The key to the new system is the hydraulic motor, which provides the necessary rotational force required to replace the original mechanical PTO drive. Meanwhile, hydraulic plumbing and valve work is designed to provide soft-start and stop functions to protect the vacuum pump and gearbox.

The same system was also developed to protect the motor and vacuum pump from being driven in the wrong direction.

In order to install the new system, the mechanical PTO drive shaft has to be removed completely and one half of a special drive is fitted over the existing vacuum pump's PTO splines.

Meanwhile, the other half of the drive coupling is fixed to the hydraulic motor. Bolting the motor in place, both couplings interconnect and the new drive system is in place.
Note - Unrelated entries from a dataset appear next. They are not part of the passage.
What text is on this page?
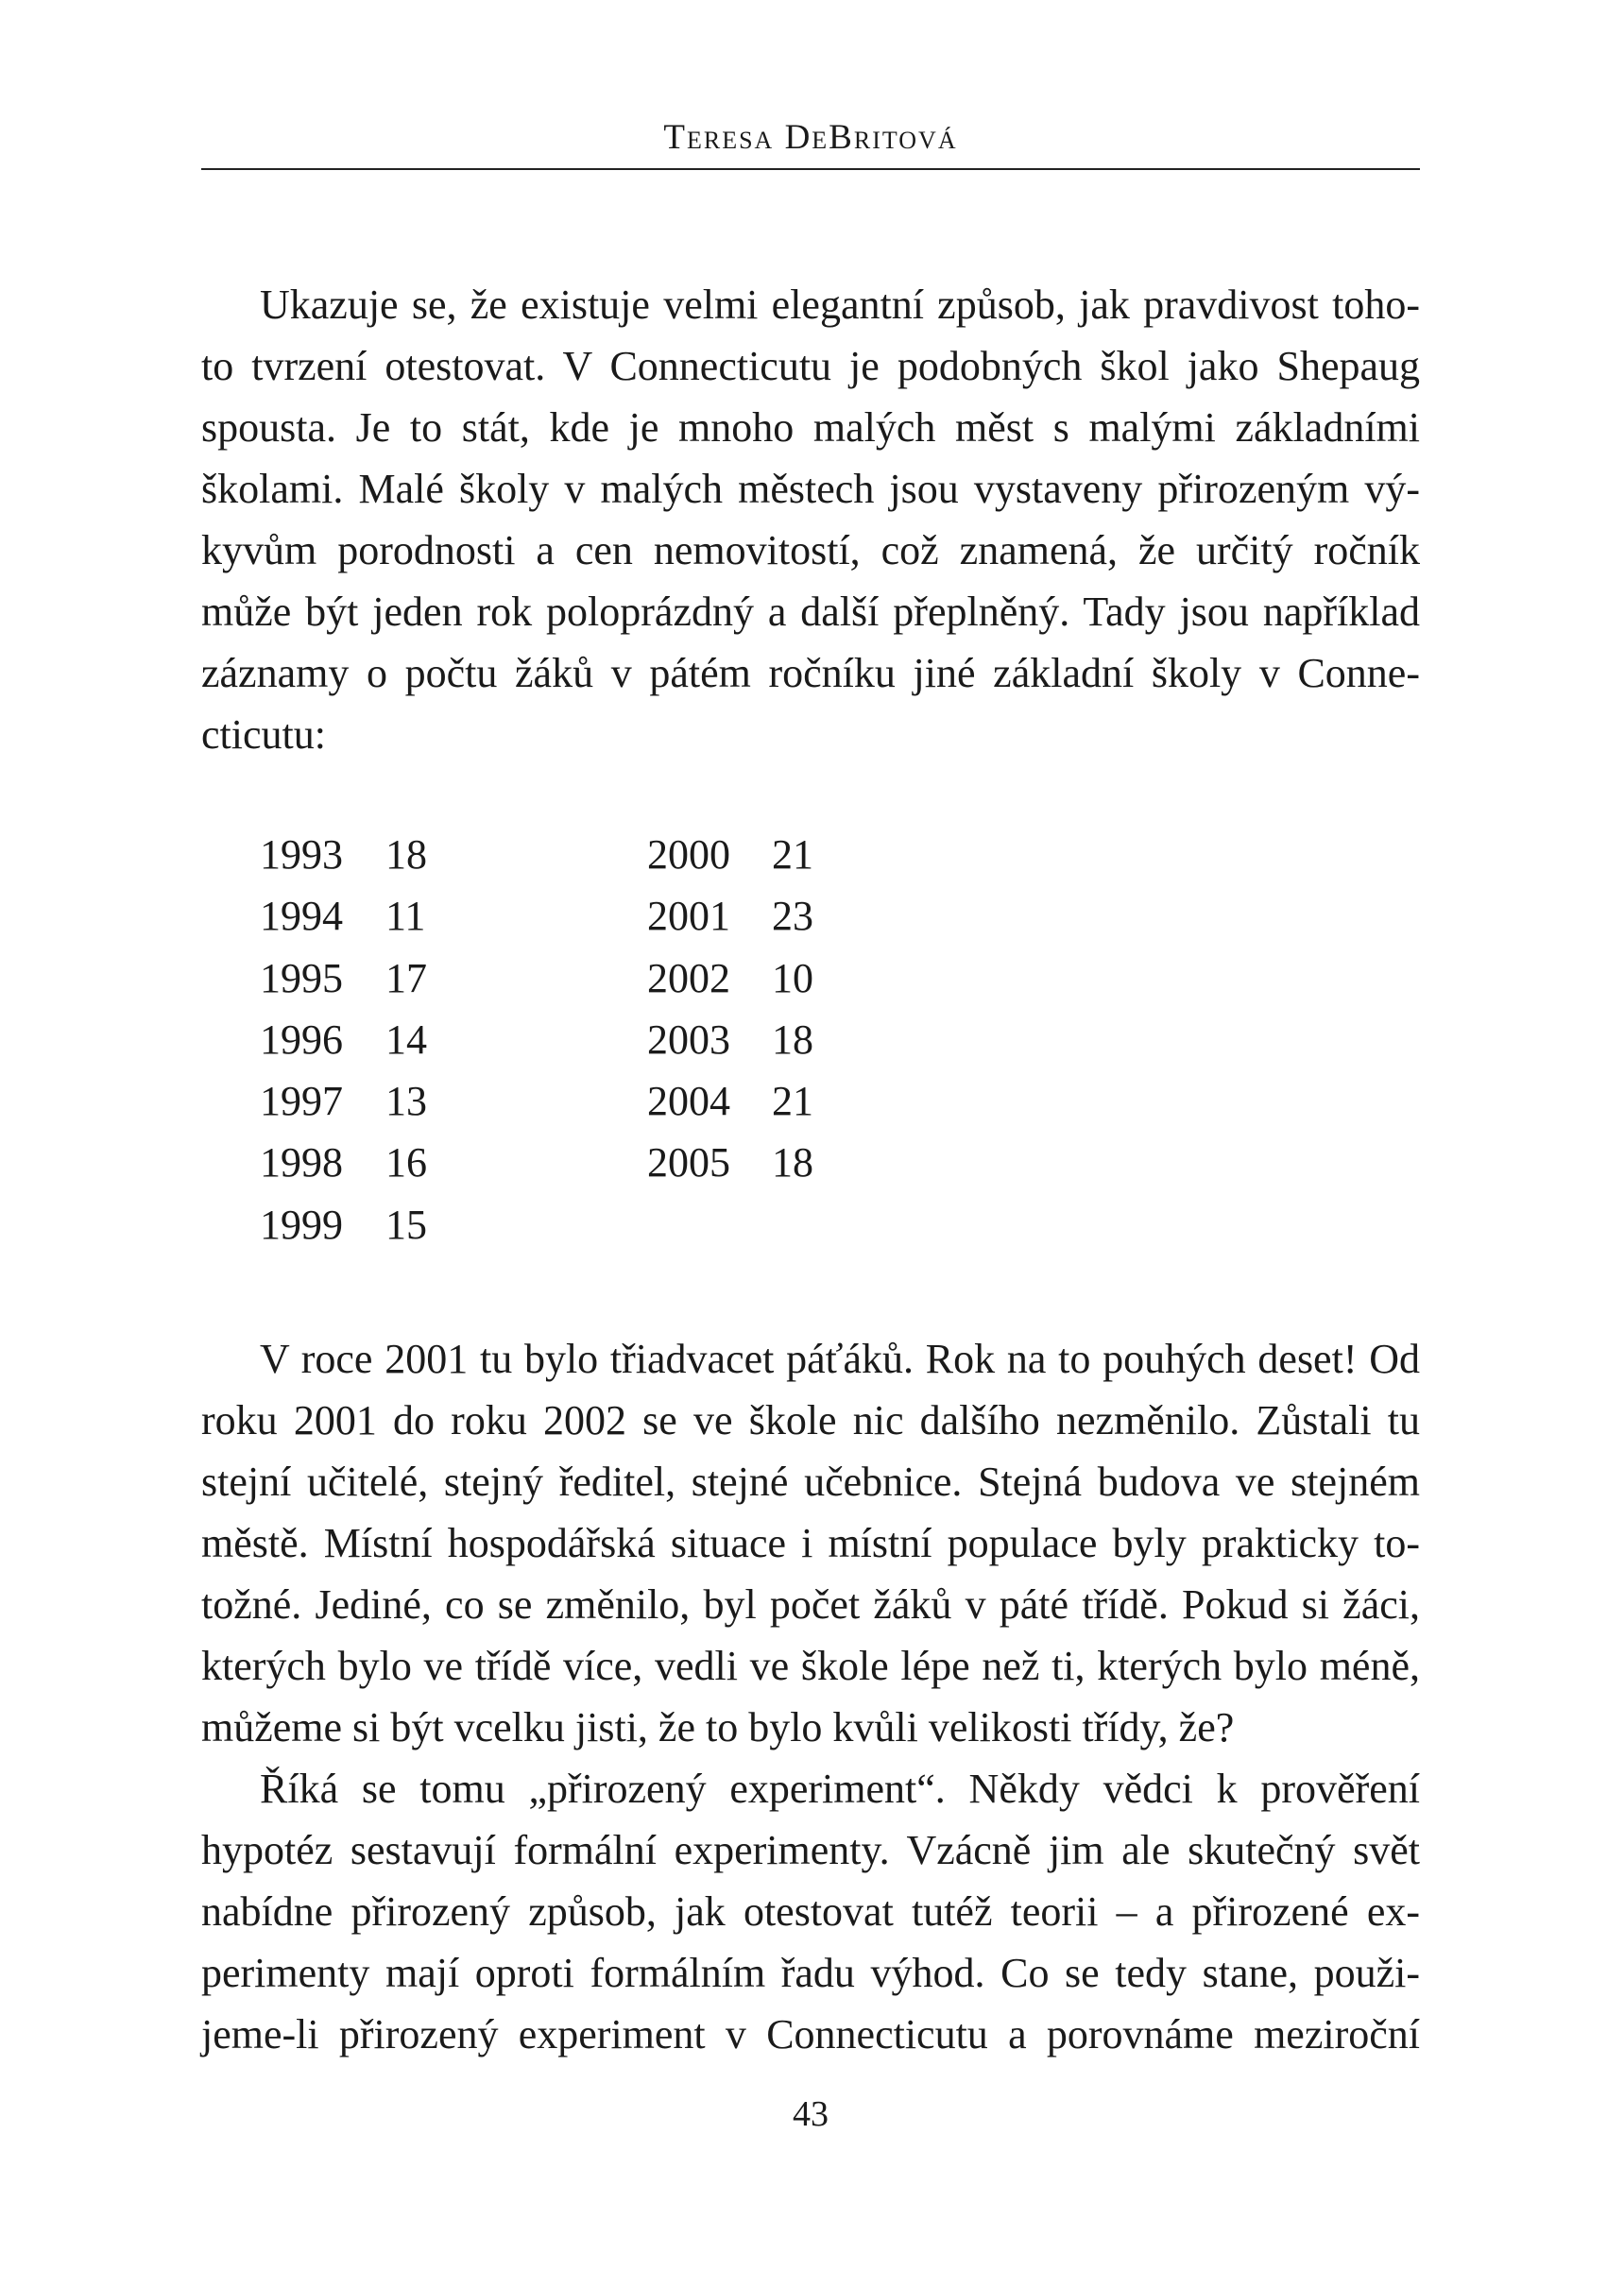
Teresa DeBritová

Ukazuje se, že existuje velmi elegantní způsob, jak pravdivost toho-
to tvrzení otestovat. V Connecticutu je podobných škol jako Shepaug
spousta. Je to stát, kde je mnoho malých měst s malými základními
školami. Malé školy v malých městech jsou vystaveny přirozeným vý-
kyvům porodnosti a cen nemovitostí, což znamená, že určitý ročník
může být jeden rok poloprázdný a další přeplněný. Tady jsou například
záznamy o počtu žáků v pátém ročníku jiné základní školy v Conne-
cticutu:

1993 18	2000 21
1994 11	2001 23
1995 17	2002 10
1996 14	2003 18
1997 13	2004 21
1998 16	2005 18
1999 15

V roce 2001 tu bylo třiadvacet páťáků. Rok na to pouhých deset! Od
roku 2001 do roku 2002 se ve škole nic dalšího nezměnilo. Zůstali tu
stejní učitelé, stejný ředitel, stejné učebnice. Stejná budova ve stejném
městě. Místní hospodářská situace i místní populace byly prakticky to-
tožné. Jediné, co se změnilo, byl počet žáků v páté třídě. Pokud si žáci,
kterých bylo ve třídě více, vedli ve škole lépe než ti, kterých bylo méně,
můžeme si být vcelku jisti, že to bylo kvůli velikosti třídy, že?

Říká se tomu „přirozený experiment“. Někdy vědci k prověření
hypotéz sestavují formální experimenty. Vzácně jim ale skutečný svět
nabídne přirozený způsob, jak otestovat tutéž teorii – a přirozené ex-
perimenty mají oproti formálním řadu výhod. Co se tedy stane, použi-
jeme-li přirozený experiment v Connecticutu a porovnáme meziroční

43
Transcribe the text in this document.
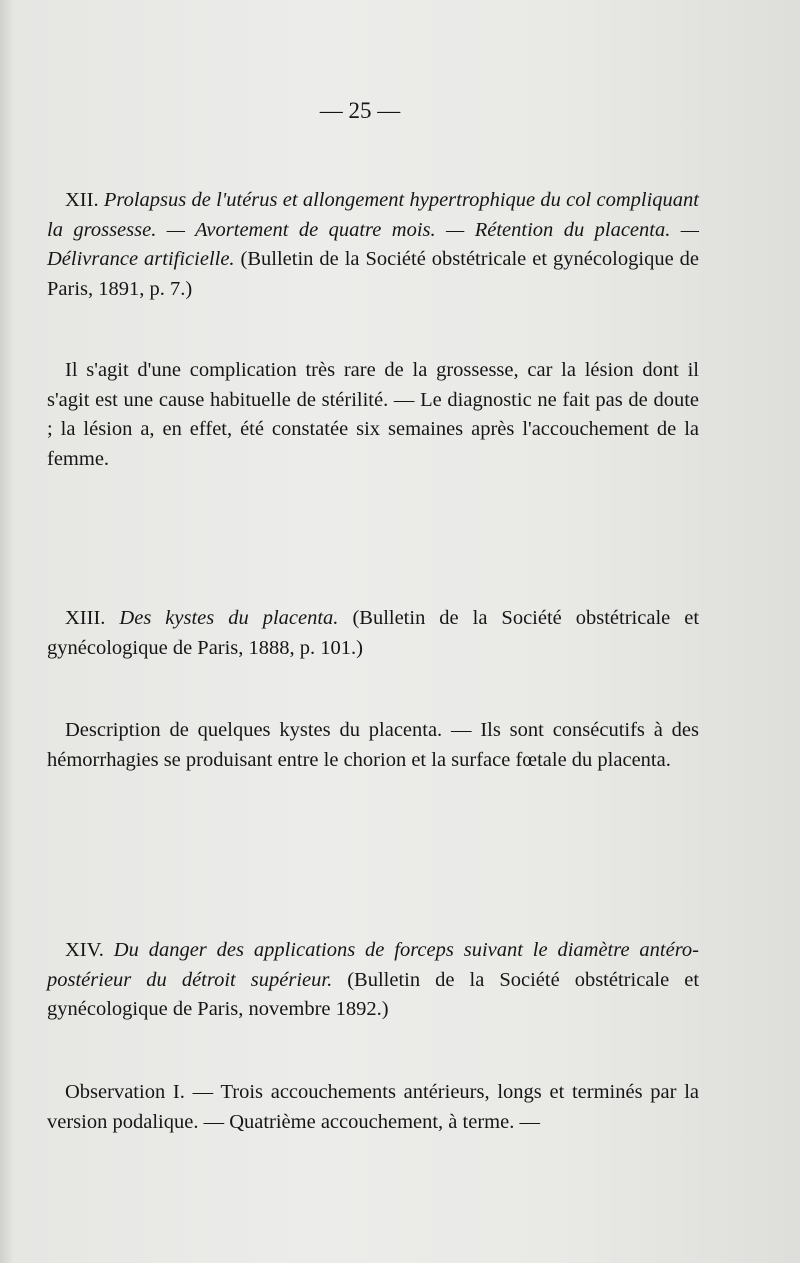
— 25 —

XII. Prolapsus de l'utérus et allongement hypertrophique du col compliquant la grossesse. — Avortement de quatre mois. — Rétention du placenta. — Délivrance artificielle. (Bulletin de la Société obstétricale et gynécologique de Paris, 1891, p. 7.)

Il s'agit d'une complication très rare de la grossesse, car la lésion dont il s'agit est une cause habituelle de stérilité. — Le diagnostic ne fait pas de doute ; la lésion a, en effet, été constatée six semaines après l'accouchement de la femme.

XIII. Des kystes du placenta. (Bulletin de la Société obstétricale et gynécologique de Paris, 1888, p. 101.)

Description de quelques kystes du placenta. — Ils sont consécutifs à des hémorrhagies se produisant entre le chorion et la surface fœtale du placenta.

XIV. Du danger des applications de forceps suivant le diamètre antéro-postérieur du détroit supérieur. (Bulletin de la Société obstétricale et gynécologique de Paris, novembre 1892.)

Observation I. — Trois accouchements antérieurs, longs et terminés par la version podalique. — Quatrième accouchement, à terme. —
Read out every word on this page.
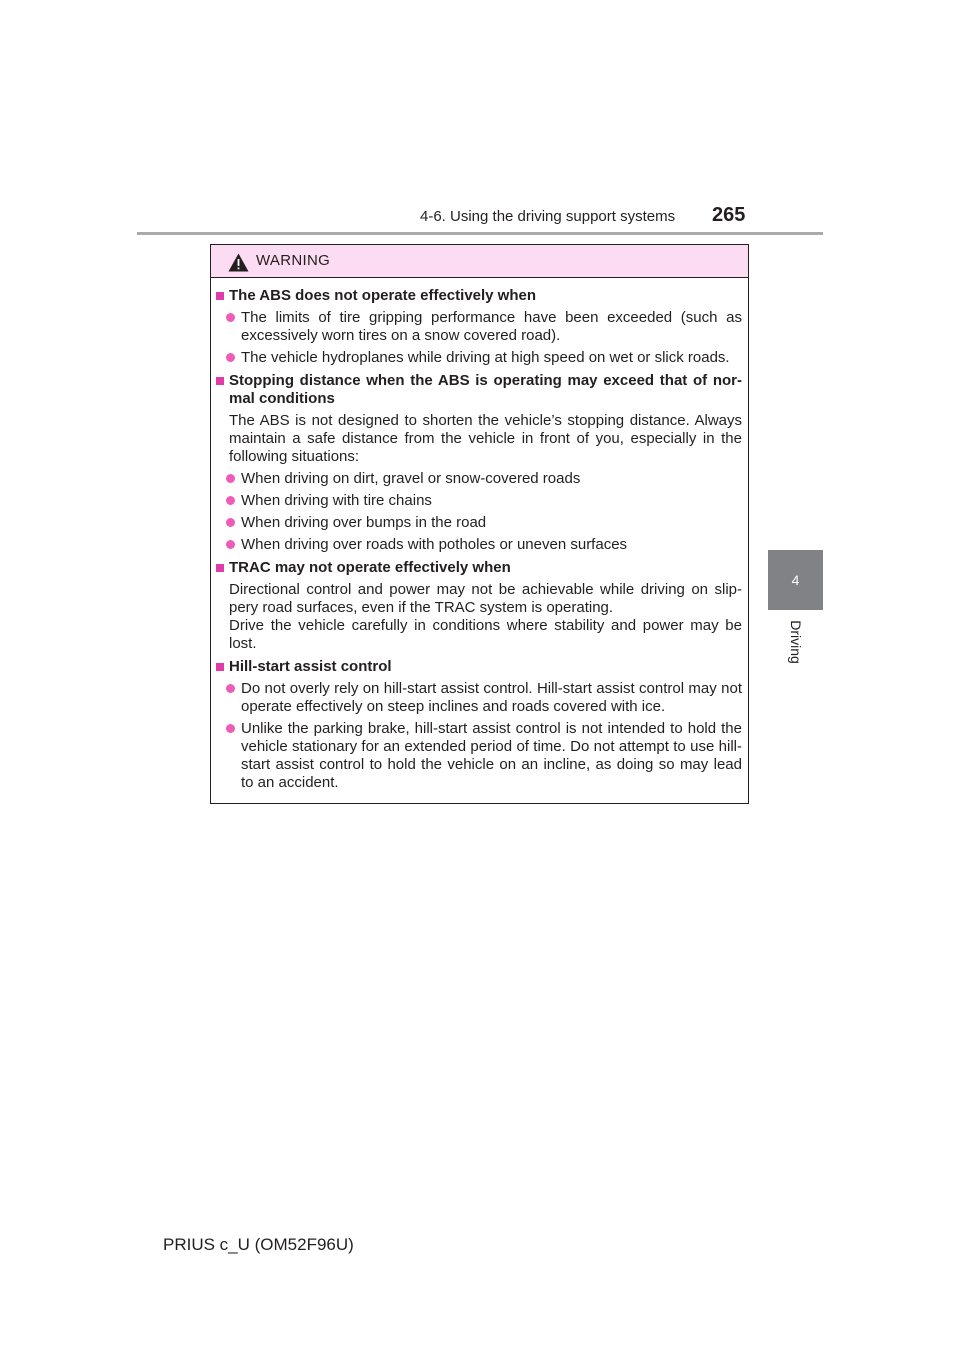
4-6. Using the driving support systems 265
4
Driving
WARNING
The ABS does not operate effectively when
The limits of tire gripping performance have been exceeded (such as excessively worn tires on a snow covered road).
The vehicle hydroplanes while driving at high speed on wet or slick roads.
Stopping distance when the ABS is operating may exceed that of nor-mal conditions
The ABS is not designed to shorten the vehicle’s stopping distance. Always maintain a safe distance from the vehicle in front of you, especially in the following situations:
When driving on dirt, gravel or snow-covered roads
When driving with tire chains
When driving over bumps in the road
When driving over roads with potholes or uneven surfaces
TRAC may not operate effectively when
Directional control and power may not be achievable while driving on slip-pery road surfaces, even if the TRAC system is operating.
Drive the vehicle carefully in conditions where stability and power may be lost.
Hill-start assist control
Do not overly rely on hill-start assist control. Hill-start assist control may not operate effectively on steep inclines and roads covered with ice.
Unlike the parking brake, hill-start assist control is not intended to hold the vehicle stationary for an extended period of time. Do not attempt to use hill-start assist control to hold the vehicle on an incline, as doing so may lead to an accident.
PRIUS c_U (OM52F96U)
The mounting plate of the SafeShaft system also moves the vacuum pump and its new drive system rearwards, which provides clearance for the tractor's lift arms.

Due to the SafeShaft system being hydraulic based, the manoeuvrability of the tractor and tanker combination is also improved.

"Safety is the main aspect we are focusing on, but the system does have other benefits such as being able to fill at an angle or the ability to spread while turning" said Ger.